As South African courts prepare to rule on the fate of Kemi Seba, the fiery pan-African activist arrested in mid-April while attempting to illegally enter Zimbabwe, writer Venance Konan questions whether this social media star—with 1.5 million followers—truly embodies today’s pan-African vision. The moment seems ripe to revisit the movement’s roots and its many reinterpretations.

From activist to fugitive

Kemi Seba, born Stellio Gilles Robert Capo Chichi in Benin and holder of a Nigerien diplomatic passport, was recently detained in South Africa alongside his 18-year-old son and François Van der Merwe, a white South African apartheid nostalgia activist. According to reports, their plan was to slip into Zimbabwe and continue onward—possibly to Europe. Benin has already charged Seba with “glorifying crimes against state security and inciting rebellion” for posting a video praising soldiers involved in last December’s failed coup; an international arrest warrant is now in effect.

Despite leading the NGO “Pan-African Urgencies”, Seba is best known for his strident anti-French, anti-CFA franc and antisemitic rhetoric, which cost him French citizenship. His alleged ties to Russia and vocal support for the Alliance of Sahel States (AES)—comprised of military rulers in Mali, Burkina Faso and Niger—have further clouded his image.

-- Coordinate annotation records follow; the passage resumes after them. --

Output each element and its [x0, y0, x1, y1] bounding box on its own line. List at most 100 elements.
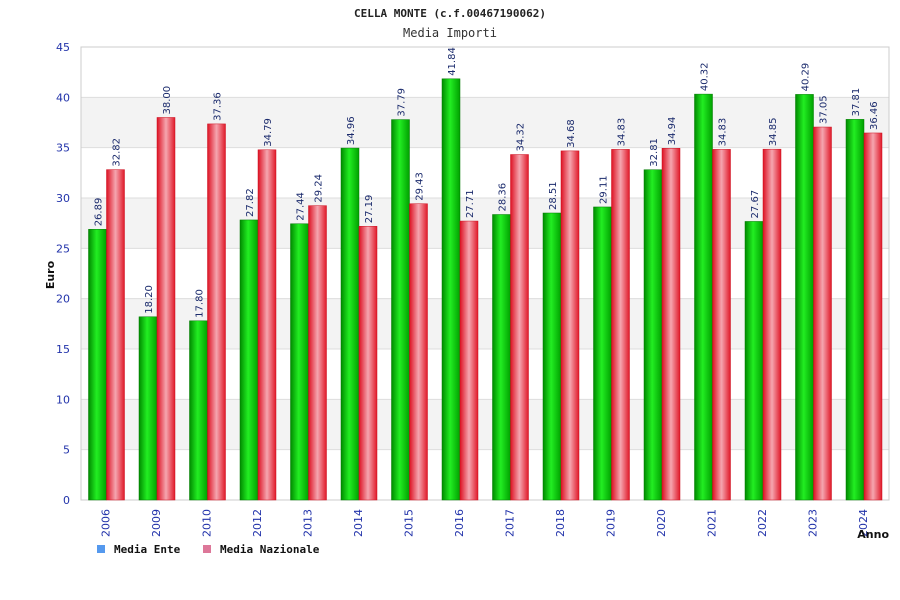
- y-tick-label: 0: [63, 494, 70, 507]
- bar-media-nazionale: [308, 205, 327, 501]
- data-label: 28.36: [498, 183, 509, 212]
- bar-media-ente: [88, 229, 107, 501]
- data-label: 34.83: [718, 118, 729, 147]
- data-label: 32.81: [649, 138, 660, 167]
- legend-label-media-ente: Media Ente: [114, 543, 181, 556]
- data-label: 34.94: [667, 117, 678, 146]
- bar-media-nazionale: [712, 149, 731, 501]
- bar-media-nazionale: [207, 123, 226, 501]
- x-tick-label: 2023: [807, 509, 820, 537]
- x-tick-label: 2019: [605, 509, 618, 537]
- bar-media-ente: [138, 316, 158, 501]
- data-label: 38.00: [162, 86, 173, 115]
- chart-title: CELLA MONTE (c.f.00467190062): [354, 7, 546, 20]
- data-label: 18.20: [144, 285, 155, 314]
- legend: Media Ente Media Nazionale: [97, 543, 320, 556]
- bar-media-nazionale: [257, 149, 277, 501]
- data-label: 32.82: [112, 138, 123, 167]
- x-tick-label: 2018: [554, 509, 567, 537]
- y-tick-label: 5: [63, 444, 70, 457]
- bars: [88, 78, 883, 501]
- data-label: 34.68: [566, 119, 577, 148]
- bar-media-nazionale: [863, 132, 883, 501]
- bar-media-nazionale: [762, 148, 782, 501]
- x-axis: 2006 2009 2010 2012 2013 2014 2015 2016 2017 2018…: [100, 509, 871, 537]
- data-labels: 26.89 32.82 18.20 38.00 17.80 37.36 27.82 34.79…: [94, 47, 881, 318]
- x-axis-label: Anno: [857, 528, 889, 541]
- bar-media-nazionale: [459, 220, 479, 501]
- data-label: 34.79: [263, 118, 274, 147]
- x-tick-label: 2012: [251, 509, 264, 537]
- bar-media-ente: [441, 78, 461, 501]
- y-axis: 0 5 10 15 20 25 30 35 40 45: [56, 41, 70, 507]
- data-label: 29.43: [415, 172, 426, 201]
- y-tick-label: 25: [56, 242, 70, 255]
- plot-border: [80, 46, 890, 501]
- bar-media-ente: [239, 219, 259, 501]
- bar-media-ente: [542, 212, 562, 501]
- bar-media-ente: [189, 320, 208, 501]
- data-label: 37.79: [397, 88, 408, 117]
- data-label: 34.32: [516, 123, 527, 152]
- x-tick-label: 2015: [403, 509, 416, 537]
- x-tick-label: 2020: [655, 509, 668, 537]
- data-label: 37.81: [851, 88, 862, 117]
- data-label: 34.85: [768, 118, 779, 147]
- y-tick-label: 40: [56, 91, 70, 104]
- data-label: 34.83: [617, 118, 628, 147]
- data-label: 37.05: [819, 95, 830, 124]
- bar-media-nazionale: [409, 203, 428, 501]
- data-label: 27.82: [245, 188, 256, 217]
- legend-label-media-nazionale: Media Nazionale: [220, 543, 320, 556]
- y-tick-label: 45: [56, 41, 70, 54]
- bar-media-nazionale: [813, 126, 832, 501]
- bar-media-ente: [744, 221, 764, 501]
- data-label: 27.44: [296, 192, 307, 221]
- data-label: 40.32: [700, 62, 711, 91]
- data-label: 29.24: [314, 174, 325, 203]
- bar-media-ente: [845, 119, 865, 501]
- bar-media-ente: [593, 206, 612, 501]
- bar-media-nazionale: [106, 169, 125, 501]
- y-tick-label: 35: [56, 142, 70, 155]
- bar-media-ente: [492, 214, 511, 501]
- data-label: 27.67: [750, 190, 761, 219]
- bar-media-ente: [795, 94, 814, 501]
- data-label: 40.29: [801, 63, 812, 92]
- data-label: 36.46: [869, 101, 880, 130]
- y-tick-label: 30: [56, 192, 70, 205]
- x-tick-label: 2024: [857, 509, 870, 537]
- y-axis-label: Euro: [44, 260, 57, 289]
- y-tick-label: 20: [56, 293, 70, 306]
- data-label: 41.84: [447, 47, 458, 76]
- x-tick-label: 2016: [453, 509, 466, 537]
- data-label: 28.51: [548, 181, 559, 210]
- bar-media-nazionale: [611, 149, 630, 501]
- x-tick-label: 2021: [706, 509, 719, 537]
- x-tick-label: 2022: [756, 509, 769, 537]
- x-tick-label: 2013: [302, 509, 315, 537]
- legend-swatch-media-ente: [97, 545, 105, 553]
- bar-media-nazionale: [560, 150, 580, 501]
- y-tick-label: 10: [56, 393, 70, 406]
- bar-media-nazionale: [156, 117, 176, 501]
- x-tick-label: 2009: [150, 509, 163, 537]
- bar-media-nazionale: [661, 148, 681, 501]
- x-tick-label: 2010: [201, 509, 214, 537]
- bar-media-ente: [391, 119, 410, 501]
- bar-media-ente: [290, 223, 309, 501]
- y-tick-label: 15: [56, 343, 70, 356]
- x-tick-label: 2014: [352, 509, 365, 537]
- data-label: 17.80: [195, 289, 206, 318]
- bar-media-ente: [340, 147, 360, 501]
- x-tick-label: 2017: [504, 509, 517, 537]
- data-label: 37.36: [213, 92, 224, 121]
- data-label: 29.11: [599, 175, 610, 204]
- data-label: 26.89: [94, 198, 105, 227]
- data-label: 27.19: [364, 195, 375, 224]
- bar-media-ente: [643, 169, 663, 501]
- legend-swatch-media-nazionale: [203, 545, 211, 553]
- bar-media-ente: [694, 93, 713, 501]
- bar-media-nazionale: [510, 154, 529, 501]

Pan-Africanism’s shifting meanings

Pan-Africanism originally emerged in early 20th-century Black American and Caribbean intellectual circles as an ideology and movement to unify, emancipate and economically empower African peoples and the diaspora. Figures like Kwame Nkrumah of Ghana, Sékou Touré of Guinea and Patrice Lumumba of the Congo turned it into a powerful anticolonial force. In France, the Fédération des étudiants d’Afrique noire en France (FEANF)—founded in 1950—quickly pivoted from student unionism to political anti-colonial militancy, drawing harsh repression from Paris.

After most African nations gained independence in 1960, the Organisation of African Unity (OAU) was created in 1963, later evolving into the African Union (AU) in 2002. Yet micro-nationalisms soon prevailed: border disputes, secessions (Eritrea, Sudan, Biafra, Casamance) and the 2011 NATO intervention in Libya dashed hopes of continental unity. The New Partnership for Africa’s Development (NEPAD), launched in 2001, has since faded into obscurity.

Empty slogans and political realities

Today, pan-Africanism is invoked by nearly every African leader, yet actions often contradict the rhetoric. Côte d’Ivoire’s former president Laurent Gbagbo launched a party called PPA-CI—self-described as pan-African—while Senegal’s ruling party is PASTEF. Meanwhile, African states either wage civil wars (Horn of Africa, Sudan, Great Lakes) or crack down on fellow Africans (South Africa) or regional rivals (Sahel vs. ECOWAS).

Konan singles out three voices—Kemi Seba, Franklin Nyamsi and Nathalie Yamb—as the loudest self-proclaimed pan-Africanists. All face sanctions or legal trouble in France or the European Union for their anti-Western, anti-French stances. Yet their alignment with Russia and endorsement of AES juntas raise a critical question: does pan-Africanism mean replacing one foreign domination with another?
Are the atrocities committed by Russian mercenaries in the Sahel not proof enough? Where is the movement’s commitment to democracy when it backs regimes that jail, disappear or kill dissent?

A call for genuine unity

According to leaked recordings, Seba accuses Nyamsi and Yamb of being opportunists in the pay of Togolese president Faure Gnassingbé. Seba himself has lamented losing his French nationality, revealing a paradox: the self-styled pan-Africanist appears nostalgic for the very citizenship he once rejected. Konan concludes that today’s pan-Africanism is often stale, diluted and even fraudulent. Yet with global predators circling, Africa’s only path to survival may lie in urgent, genuine unity—“emergency pan-Africanism.”